Motorola and Packard have contributed almost US$20 million to the project over five years, making it one of the most successful biotechnology agreements between the US Department of Energy, which runs Argonne, and industry. About 15% of this money went to the EIMB, which also, Mirzabekov says, received funding through a licensing agreement with Argonne.

Argonne officials agree that the arrangement has been a roaring success. "This has been a true model relationship," says one. But according to Bill Ragland, a research manager at Argonne, it is now time to reduce the size of the Moscow research operation supported by the collaboration.

Mirzabekov claims that some US officials have turned sour on the arrangement because of security concerns about the possible use of biochip technology in detecting biological warfare agents. Argonne officials deny that this has any connection with their decision.

According to Argonne, royalty payments of about $500,000 for the year 2000 have been stopped because of contractual disagreements over intellectual property rights on microchip technology. The technology was initially described by a team at the Moscow lab in the 1980s. Argonne rejects Mirzabekov's claim that rights for the technology, which was subsequently developed by the joint venture, should now revert back to the EIMB.

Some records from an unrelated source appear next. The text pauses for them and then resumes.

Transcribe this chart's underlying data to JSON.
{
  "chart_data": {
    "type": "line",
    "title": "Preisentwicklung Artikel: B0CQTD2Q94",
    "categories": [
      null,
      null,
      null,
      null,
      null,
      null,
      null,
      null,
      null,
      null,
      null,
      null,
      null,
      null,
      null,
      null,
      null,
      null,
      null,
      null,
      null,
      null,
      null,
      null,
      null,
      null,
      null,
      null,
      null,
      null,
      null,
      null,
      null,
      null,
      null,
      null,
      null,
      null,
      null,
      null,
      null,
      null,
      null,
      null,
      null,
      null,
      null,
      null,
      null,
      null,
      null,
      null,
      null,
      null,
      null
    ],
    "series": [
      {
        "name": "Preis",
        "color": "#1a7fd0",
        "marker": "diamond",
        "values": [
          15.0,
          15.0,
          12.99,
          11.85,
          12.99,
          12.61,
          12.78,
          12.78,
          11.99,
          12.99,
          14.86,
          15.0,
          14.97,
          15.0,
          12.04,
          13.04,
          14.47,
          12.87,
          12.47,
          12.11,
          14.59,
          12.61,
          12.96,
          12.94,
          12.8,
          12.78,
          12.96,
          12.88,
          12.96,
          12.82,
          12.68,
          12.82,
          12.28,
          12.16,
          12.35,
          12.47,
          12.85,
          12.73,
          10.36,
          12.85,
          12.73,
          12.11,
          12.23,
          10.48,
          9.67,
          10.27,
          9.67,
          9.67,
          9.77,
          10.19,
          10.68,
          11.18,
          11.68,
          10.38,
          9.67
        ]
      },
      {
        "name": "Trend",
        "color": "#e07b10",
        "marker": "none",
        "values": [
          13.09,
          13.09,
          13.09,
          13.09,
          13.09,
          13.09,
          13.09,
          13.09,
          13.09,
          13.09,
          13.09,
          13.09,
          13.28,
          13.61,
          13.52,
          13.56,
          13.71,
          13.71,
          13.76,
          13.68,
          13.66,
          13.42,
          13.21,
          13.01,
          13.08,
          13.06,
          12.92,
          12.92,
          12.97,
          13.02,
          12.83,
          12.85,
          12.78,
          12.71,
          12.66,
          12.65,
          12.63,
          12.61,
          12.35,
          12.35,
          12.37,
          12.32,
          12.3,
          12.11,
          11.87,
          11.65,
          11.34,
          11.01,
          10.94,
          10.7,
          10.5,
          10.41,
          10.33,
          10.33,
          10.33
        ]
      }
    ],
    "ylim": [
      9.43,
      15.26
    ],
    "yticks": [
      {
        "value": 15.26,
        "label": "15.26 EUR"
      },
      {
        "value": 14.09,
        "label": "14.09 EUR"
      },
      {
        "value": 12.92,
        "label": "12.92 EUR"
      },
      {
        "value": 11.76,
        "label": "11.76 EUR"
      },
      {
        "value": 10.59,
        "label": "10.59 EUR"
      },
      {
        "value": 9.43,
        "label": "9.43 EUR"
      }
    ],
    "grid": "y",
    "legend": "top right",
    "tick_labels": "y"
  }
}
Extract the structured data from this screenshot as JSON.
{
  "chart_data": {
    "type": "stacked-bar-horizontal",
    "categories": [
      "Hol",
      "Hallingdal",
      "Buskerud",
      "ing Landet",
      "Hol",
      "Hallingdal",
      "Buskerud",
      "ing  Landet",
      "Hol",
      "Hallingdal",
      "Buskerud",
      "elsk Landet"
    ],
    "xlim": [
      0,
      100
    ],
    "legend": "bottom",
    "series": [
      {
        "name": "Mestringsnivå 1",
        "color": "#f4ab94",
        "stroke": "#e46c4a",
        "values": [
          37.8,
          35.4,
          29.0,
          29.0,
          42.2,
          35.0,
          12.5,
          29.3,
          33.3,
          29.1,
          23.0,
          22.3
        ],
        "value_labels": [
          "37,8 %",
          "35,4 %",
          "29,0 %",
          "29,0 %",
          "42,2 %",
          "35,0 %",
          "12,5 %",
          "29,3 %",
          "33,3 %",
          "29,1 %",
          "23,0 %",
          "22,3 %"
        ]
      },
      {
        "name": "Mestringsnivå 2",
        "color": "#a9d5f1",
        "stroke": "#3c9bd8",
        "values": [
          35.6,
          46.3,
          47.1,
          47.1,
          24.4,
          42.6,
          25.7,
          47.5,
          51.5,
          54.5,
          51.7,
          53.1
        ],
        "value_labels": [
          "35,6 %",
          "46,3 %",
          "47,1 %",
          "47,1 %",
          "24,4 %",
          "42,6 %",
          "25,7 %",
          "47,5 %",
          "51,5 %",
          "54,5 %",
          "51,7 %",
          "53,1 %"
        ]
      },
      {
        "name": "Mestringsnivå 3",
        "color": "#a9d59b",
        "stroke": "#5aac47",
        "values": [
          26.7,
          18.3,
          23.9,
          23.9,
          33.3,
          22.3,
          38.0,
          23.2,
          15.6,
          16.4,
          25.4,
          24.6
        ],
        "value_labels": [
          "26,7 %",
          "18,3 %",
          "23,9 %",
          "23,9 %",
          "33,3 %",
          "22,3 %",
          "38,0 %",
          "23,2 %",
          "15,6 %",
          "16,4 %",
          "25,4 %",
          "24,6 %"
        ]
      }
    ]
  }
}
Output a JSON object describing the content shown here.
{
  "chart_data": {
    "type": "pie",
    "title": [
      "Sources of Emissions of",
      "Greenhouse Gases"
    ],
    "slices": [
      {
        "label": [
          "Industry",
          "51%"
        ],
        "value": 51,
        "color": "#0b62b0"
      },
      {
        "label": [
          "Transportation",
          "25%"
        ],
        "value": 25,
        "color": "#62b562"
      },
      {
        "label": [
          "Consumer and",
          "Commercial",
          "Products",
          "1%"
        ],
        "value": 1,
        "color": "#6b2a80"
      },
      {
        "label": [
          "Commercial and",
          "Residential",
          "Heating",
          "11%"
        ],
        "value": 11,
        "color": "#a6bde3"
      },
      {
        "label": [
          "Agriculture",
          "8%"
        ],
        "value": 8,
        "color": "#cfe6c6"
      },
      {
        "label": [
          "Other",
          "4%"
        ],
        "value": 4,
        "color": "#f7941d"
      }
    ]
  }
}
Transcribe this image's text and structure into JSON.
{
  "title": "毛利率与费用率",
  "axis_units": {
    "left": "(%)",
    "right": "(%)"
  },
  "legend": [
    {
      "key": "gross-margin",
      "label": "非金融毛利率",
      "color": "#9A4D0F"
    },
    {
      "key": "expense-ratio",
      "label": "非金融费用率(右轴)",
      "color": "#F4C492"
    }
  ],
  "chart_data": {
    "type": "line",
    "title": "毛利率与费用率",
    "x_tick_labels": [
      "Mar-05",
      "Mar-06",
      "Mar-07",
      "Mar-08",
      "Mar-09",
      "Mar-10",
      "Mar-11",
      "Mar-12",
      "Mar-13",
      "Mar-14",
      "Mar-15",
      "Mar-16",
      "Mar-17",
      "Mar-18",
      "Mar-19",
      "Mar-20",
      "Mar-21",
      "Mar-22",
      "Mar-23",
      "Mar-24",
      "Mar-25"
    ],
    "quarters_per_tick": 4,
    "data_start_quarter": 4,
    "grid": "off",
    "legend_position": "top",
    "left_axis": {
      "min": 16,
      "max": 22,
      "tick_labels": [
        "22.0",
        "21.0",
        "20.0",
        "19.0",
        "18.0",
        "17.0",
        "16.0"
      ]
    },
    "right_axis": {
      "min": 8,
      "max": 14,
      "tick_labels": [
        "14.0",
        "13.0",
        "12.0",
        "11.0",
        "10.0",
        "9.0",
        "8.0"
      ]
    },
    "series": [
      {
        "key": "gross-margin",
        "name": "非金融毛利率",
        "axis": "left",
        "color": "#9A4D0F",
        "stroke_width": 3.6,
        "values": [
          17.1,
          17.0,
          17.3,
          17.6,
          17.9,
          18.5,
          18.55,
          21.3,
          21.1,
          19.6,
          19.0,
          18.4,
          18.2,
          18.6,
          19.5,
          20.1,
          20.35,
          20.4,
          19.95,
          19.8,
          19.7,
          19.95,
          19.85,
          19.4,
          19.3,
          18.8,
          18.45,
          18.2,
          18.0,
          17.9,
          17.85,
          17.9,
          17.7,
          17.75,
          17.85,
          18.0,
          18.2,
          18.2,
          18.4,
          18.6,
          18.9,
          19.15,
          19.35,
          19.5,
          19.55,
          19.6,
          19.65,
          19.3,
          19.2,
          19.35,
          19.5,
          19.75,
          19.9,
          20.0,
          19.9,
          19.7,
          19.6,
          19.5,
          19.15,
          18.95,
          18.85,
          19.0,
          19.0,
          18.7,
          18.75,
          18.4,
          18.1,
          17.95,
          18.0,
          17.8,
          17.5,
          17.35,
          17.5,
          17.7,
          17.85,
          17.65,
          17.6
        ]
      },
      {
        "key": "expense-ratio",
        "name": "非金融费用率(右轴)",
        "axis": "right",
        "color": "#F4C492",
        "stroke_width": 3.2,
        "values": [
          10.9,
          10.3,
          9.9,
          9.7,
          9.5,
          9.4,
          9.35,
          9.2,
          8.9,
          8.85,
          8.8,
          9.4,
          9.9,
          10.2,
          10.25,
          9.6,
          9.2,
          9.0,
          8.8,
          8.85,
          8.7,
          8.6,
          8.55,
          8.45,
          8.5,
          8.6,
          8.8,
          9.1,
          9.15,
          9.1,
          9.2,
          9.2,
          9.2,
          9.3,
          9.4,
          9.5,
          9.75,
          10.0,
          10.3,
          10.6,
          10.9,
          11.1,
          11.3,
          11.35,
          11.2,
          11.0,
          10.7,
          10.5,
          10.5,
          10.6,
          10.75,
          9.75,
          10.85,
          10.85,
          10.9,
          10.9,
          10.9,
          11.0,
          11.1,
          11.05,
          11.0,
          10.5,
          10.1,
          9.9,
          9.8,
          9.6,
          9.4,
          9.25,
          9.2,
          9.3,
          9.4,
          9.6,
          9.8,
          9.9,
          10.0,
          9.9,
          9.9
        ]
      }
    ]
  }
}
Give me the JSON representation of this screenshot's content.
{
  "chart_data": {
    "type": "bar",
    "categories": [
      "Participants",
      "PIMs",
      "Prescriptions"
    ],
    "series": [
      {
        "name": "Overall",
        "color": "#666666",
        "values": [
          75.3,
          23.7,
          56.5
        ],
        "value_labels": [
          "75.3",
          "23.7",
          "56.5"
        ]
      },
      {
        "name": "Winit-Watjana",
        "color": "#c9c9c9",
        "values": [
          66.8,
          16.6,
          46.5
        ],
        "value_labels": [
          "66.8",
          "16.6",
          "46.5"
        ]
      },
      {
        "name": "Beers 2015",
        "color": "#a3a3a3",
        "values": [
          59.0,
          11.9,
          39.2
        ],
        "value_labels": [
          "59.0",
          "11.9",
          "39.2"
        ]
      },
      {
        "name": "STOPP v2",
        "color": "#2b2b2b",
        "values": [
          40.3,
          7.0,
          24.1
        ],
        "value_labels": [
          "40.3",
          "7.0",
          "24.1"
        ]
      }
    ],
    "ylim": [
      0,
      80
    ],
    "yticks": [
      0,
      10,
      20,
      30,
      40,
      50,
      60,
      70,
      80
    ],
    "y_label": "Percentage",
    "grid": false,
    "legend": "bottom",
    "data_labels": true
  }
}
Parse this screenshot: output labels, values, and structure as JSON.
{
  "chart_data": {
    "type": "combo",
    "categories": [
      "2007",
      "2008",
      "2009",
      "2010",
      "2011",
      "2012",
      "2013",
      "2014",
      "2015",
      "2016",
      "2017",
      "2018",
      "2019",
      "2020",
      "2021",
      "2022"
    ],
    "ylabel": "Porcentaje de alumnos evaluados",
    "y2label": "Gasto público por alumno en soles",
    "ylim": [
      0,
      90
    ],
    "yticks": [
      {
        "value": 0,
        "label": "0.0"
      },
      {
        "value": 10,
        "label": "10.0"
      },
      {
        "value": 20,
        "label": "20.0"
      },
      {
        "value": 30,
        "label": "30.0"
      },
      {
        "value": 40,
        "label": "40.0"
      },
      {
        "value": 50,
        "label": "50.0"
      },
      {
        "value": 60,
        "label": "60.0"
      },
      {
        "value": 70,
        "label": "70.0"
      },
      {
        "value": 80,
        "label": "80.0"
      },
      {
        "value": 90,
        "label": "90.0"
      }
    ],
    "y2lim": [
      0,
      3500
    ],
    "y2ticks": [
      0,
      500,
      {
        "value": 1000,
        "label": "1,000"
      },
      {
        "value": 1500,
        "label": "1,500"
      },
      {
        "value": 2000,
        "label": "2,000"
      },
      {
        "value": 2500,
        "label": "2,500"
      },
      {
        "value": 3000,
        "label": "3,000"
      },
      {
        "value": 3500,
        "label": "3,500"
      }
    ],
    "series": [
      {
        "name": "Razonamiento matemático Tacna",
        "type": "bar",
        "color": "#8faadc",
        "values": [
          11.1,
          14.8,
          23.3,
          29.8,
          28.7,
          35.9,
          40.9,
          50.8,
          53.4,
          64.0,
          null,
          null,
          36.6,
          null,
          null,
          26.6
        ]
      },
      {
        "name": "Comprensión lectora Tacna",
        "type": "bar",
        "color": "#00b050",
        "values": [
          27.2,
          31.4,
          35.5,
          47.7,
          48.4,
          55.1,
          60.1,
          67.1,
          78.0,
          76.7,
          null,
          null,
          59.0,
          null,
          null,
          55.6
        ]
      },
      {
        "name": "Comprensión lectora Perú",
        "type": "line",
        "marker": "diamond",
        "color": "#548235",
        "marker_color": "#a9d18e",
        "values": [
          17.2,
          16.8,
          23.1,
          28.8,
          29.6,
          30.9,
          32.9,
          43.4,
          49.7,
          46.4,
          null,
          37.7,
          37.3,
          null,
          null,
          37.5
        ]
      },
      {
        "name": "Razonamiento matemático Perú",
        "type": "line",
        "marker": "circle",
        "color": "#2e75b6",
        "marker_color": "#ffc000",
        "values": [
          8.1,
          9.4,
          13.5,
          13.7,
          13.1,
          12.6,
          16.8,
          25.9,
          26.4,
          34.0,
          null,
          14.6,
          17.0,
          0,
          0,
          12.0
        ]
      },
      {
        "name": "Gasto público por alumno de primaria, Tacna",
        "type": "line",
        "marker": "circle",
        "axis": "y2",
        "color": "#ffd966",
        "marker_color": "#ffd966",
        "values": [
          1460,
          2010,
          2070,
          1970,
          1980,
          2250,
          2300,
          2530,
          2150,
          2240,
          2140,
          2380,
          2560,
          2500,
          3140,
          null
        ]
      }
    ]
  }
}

Argonne officials say they are keen to transfer the outstanding money, but first want Mirzabekov to sign a contract assuring them that he will continue to abide by earlier financial agreements. Mirzabekov is unhappy with the contract, saying he already has one, and that Argonne is effectively seeking to renegotiate it. "It makes us very worried about the future, thinking that Argonne could depart from other contracts as well," he says.

Mirzabekov says he has hired lawyers in the United States, but cannot afford to fight a lengthy legal battle with the US lab. He hopes instead that the Russian science ministry will settle the case directly with the US Department of Energy.

Mirzabekov is now searching for new partners in the United States or Western Europe. He hopes to use biochips to detect drug-resistant strains of tuberculosis — a growing health problem in Russia.